第38話 部活動に戻る陽太とため息をつく僕

「隠れて聞いていたみたいだね、和希」


「まあ、うん……」


 僕はうなずきつつも、陽太から目を合わせられないでいた。


 処刑台に向かう心境というのはこういうものなのだろうか。いや、死ぬわけではないのだけれども。

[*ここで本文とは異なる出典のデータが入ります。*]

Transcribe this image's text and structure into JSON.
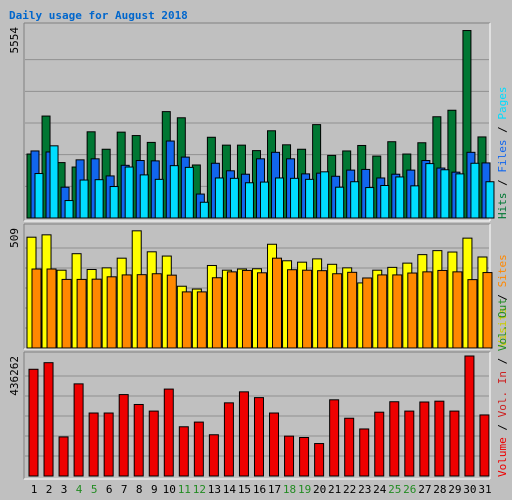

「まあ、何はともあれ、自分が好きな子に告っているところを幼なじみに見られてしまったというわけだね」


「陽太、ごめん」


 僕は場の空気に耐え切れず、学校の鞄をそばへ投げ出し、陽太の前で土下座をした。


「別に、変に盗み聞きしようと思ったわけじゃなくて、その、未亜が趣向を凝らして聞いてみるからって言われて」


「趣向を凝らして?」


「だから、その内容がこういう風な形になるなんて、僕には思っていなくて……」


「なるほどね」


 短く答える陽太。淡々としている雰囲気がむしろ、僕にとっては怖かった。


「とりあえず、顔を上げて」


 陽太の声に、僕は恐る恐る視線を上げてみる。


 見れば、陽太はにこりと笑みを浮かべていた。


「まあ、和希はさっきまで見ていたからわかってると思うけど、僕は富永さんに告ったわけで」


「そ、そうだね」


「まあ、富永さんにとっては、寝耳に水みたいな感じだから、一度、時間を置いてから、返事を聞こうかなって思ってる」


「そうだね」


「それでなんだけど」


 陽太は言うなり、まだ膝をついてる僕と目を合わせる。


「和希は聞いていたりする?」


「その、何が?」


「富永さんが好きな人」


 陽太は口にすると同時に、僕の方へ手を差し伸べてくる。


 僕は戸惑ったものの、拒む気は起きず、陽太の手を握り、そして、立ち上がった。


「それは、僕にもわからない」


「というのは、聞いていないってこと?」


「いや、聞こうとしたことはあったんだけど、タイミングとかあって、聞き逃したっていうか」


「なるほどね」


 陽太は両腕を組むと、体育館の壁に寄りかかった。


「それじゃあ、和希は」


「何?」


「さっきの富永さんの反応を見て、どう思う?」


 陽太の問いかけに、僕は頭を巡らせる。


「いや、僕には何とも」


「だよね。自分も同じ答えかな」


 陽太は額に手を当てて、困ったような顔をする。


「だから、後で富永さんから答えを聞くことになるまで、自分は落ち着いていられないね」


「何だか珍しいような」


「何が?」


「その、陽太が動揺してるってこととか」


「自分はいつも冷静だとか、そんな人間じゃないつもりだけどね」


 陽太は口にすると、体育館の壁から体を離すと、歩み寄ってくる。


「まあ、この結果は、和希もどうなるか知りたいと思ってるだろうけどね」


「それはまあ、興味がないって言ったら、ウソになるかなって」


「なるほどね」


 陽太はうなずくと、僕の肩を軽く叩く。


「まあ、和希が隠れて見ていたことは変に追及しようとはしないから」


「それは、どうも」


「じゃあ、自分は部活に向かうから」


「ああ、うん」


 僕は軽く手を振って、陽太の背中を見送った。


 そして、体育館裏で一人取り残された僕はため息をつく。


「というより、陽太って、未亜のことが好きだったんだ……」


 僕は言いつつ、今更ながら、陽太に聞きそびれたことを思い出す。なぜ、未亜のことが好きになったかということだ。


「とりあえず、その、ここは未亜にダメ元でもいいから連絡でもした方がいいかも」


 僕は口にしつつ、スマホを取り出し、MINEで未亜にメッセージを送ることにした。